Research the topic if you need to.  I was writing a song about 4-wheelers one time and had to do a lot of research, because I don’t know much about them personally.  Write a song about doing something you’ve never actually done just to challenge yourself! Song building or blueprinting your ideas can really focus your story and allow the character to shine through.

Become a character.

Write a song that a you think a well know TV or movie character might sing. See how accurately you can imagine their viewpoint. Writing from another character’s perspective will certainly get you outside of your usual box.

Choose an idea and explore the way three different people might approach the same idea.

Pick the direction that you think more people will relate to. Considering different angles for a song before you write is always going to increase your chances of landing on the BEST one.

It’s important to practice songwriting “outside your box” every now and then.  Don’t let yourself get caught in the routine of writing the same old thing. Develop your own uniques songwriter’s perspective.

Check out all the angles and THEN, write on!


Marty Dodson - pro songwriter/instructor - SongTown

Marty Dodson is a multi-#1 hit songwriter, co-founder of SongTown, and co-author of The Songwriter’s Guide To Mastering Cowriting. 

8 thoughts on “Perspective: A Powerful Tool For Songwriters

  1. One of the most important reasons to always “keep your songwriter antennae on the job” IMO.

    If get a song idea from a conversation I happen to overhear, I usually find it very natural to try writing from a perspective other than my own.

    On there other hand, if I’m writing about something that is already on my mind, it often doesn’t even occur to me to switch points of view. Need to work on that one.

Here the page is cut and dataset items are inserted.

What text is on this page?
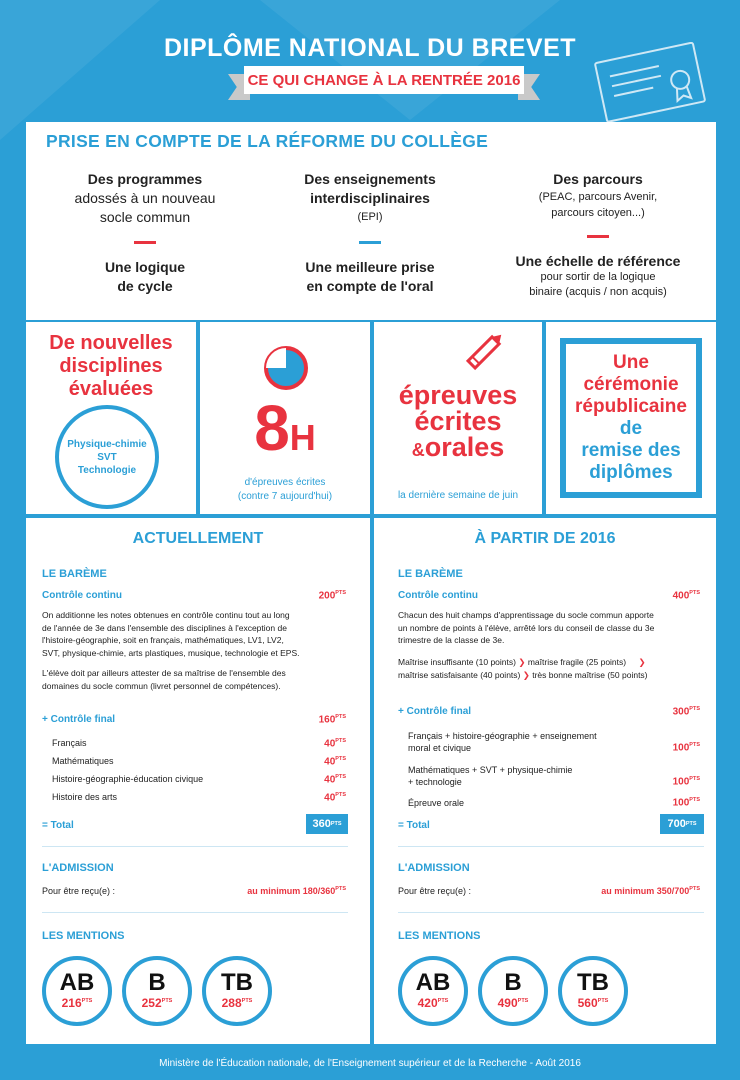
DIPLÔME NATIONAL DU BREVET
CE QUI CHANGE À LA RENTRÉE 2016
PRISE EN COMPTE DE LA RÉFORME DU COLLÈGE
Des programmes
adossés à un nouveau
socle commun
Une logique
de cycle
Des enseignements
interdisciplinaires
(EPI)
Une meilleure prise
en compte de l'oral
Des parcours
(PEAC, parcours Avenir,
parcours citoyen...)
Une échelle de référence
pour sortir de la logique
binaire (acquis / non acquis)
De nouvelles
disciplines
évaluées
Physique-chimie
SVT
Technologie
8H
d'épreuves écrites
(contre 7 aujourd'hui)
épreuves
écrites
&orales
la dernière semaine de juin
Une
cérémonie
républicaine
de
remise des
diplômes
ACTUELLEMENT
LE BARÈME
Contrôle continu	$200^{PTS}$
On additionne les notes obtenues en contrôle continu tout au long
de l'année de 3e dans l'ensemble des disciplines à l'exception de
l'histoire-géographie, soit en français, mathématiques, LV1, LV2,
SVT, physique-chimie, arts plastiques, musique, technologie et EPS.
L'élève doit par ailleurs attester de sa maîtrise de l'ensemble des
domaines du socle commun (livret personnel de compétences).
+ Contrôle final	$160^{PTS}$
Français	$40^{PTS}$
Mathématiques	$40^{PTS}$
Histoire-géographie-éducation civique	$40^{PTS}$
Histoire des arts	$40^{PTS}$
= Total	360 PTS
L'ADMISSION
Pour être reçu(e) :	au minimum $180/360^{PTS}$
LES MENTIONS
AB
$216^{PTS}$
B
$252^{PTS}$
TB
$288^{PTS}$
À PARTIR DE 2016
LE BARÈME
Contrôle continu	$400^{PTS}$
Chacun des huit champs d'apprentissage du socle commun apporte
un nombre de points à l'élève, arrêté lors du conseil de classe du 3e
trimestre de la classe de 3e.
Maîtrise insuffisante (10 points) ❯ maîtrise fragile (25 points) ❯
maîtrise satisfaisante (40 points) ❯ très bonne maîtrise (50 points)
+ Contrôle final	$300^{PTS}$
Français + histoire-géographie + enseignement
moral et civique	$100^{PTS}$
Mathématiques + SVT + physique-chimie
+ technologie	$100^{PTS}$
Épreuve orale	$100^{PTS}$
= Total	700 PTS
L'ADMISSION
Pour être reçu(e) :	au minimum $350/700^{PTS}$
LES MENTIONS
AB
$420^{PTS}$
B
$490^{PTS}$
TB
$560^{PTS}$
Ministère de l'Éducation nationale, de l'Enseignement supérieur et de la Recherche - Août 2016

    Incidentally, I don’t believe writing from another point of view means you can’t write the song in the 1st person, if that’s most effective. You’re still playing outside your own sandbox. (I think?)

    Thanks Marty

  2. Looking at an idea from various angles, then coming up with the best one, sounds very interesting.
    Thanks for this lesson, Marty!

  3. Great advice Marty…When my youngest son Landon was 7years old, he had an older brother that became an alcoholic. Landon loved music so he and I started writing songs together. It gave us an escape from the hell that we were going through with his brother at the time. One day, we were talking about how different his brother’s life would be if he could put the addiction behind him. We decided to write a song from his brother’s perspective. That song, “When The Whiskey Runs Out”, was a source of healing and hope for Landon and I. We still get messages from people saying that song gave them the courage to take the first step….
    Thanks for sharing your words of wisdom Marty!
    We appreciate you…

    Oh…In case you were wondering, Landon’s brother did decide to put his addiction behind him…He’s living a great life. God is awesome 🙏🏻

  4. Hi Marty! Hot topic! So much to say here… My favorite anecdote for my perspective is a songwriting workshop I was taking, and the leader was illustrating the use of common terms. He used “ Bank on it”, and expanded it to mean “money in the bank”. I entered the discussion observing that I had always thought it was an expression from Pool, that you could always predict or steer your shot by hitting the bumpers at the correct angle ( the ball always makes a 90 degree angle from contact with the bumper) to score a shot. Total silence in the room….

  5. I really love the idea of writing out of the box, with particular attention to how an artist might perceive or handle it. I especially appreciate you adding that part about how artists might deal, as I’ve stumbled repeatedly where I’ve found artists don’t generally like playing the role as an actor these days. While my gut tells me that delivering these songs as first person are most powerful, perspective proves to me that 3rd person story-telling works best.
    Great topic Marty, perspective is indeed a creative and valuable tool for sure.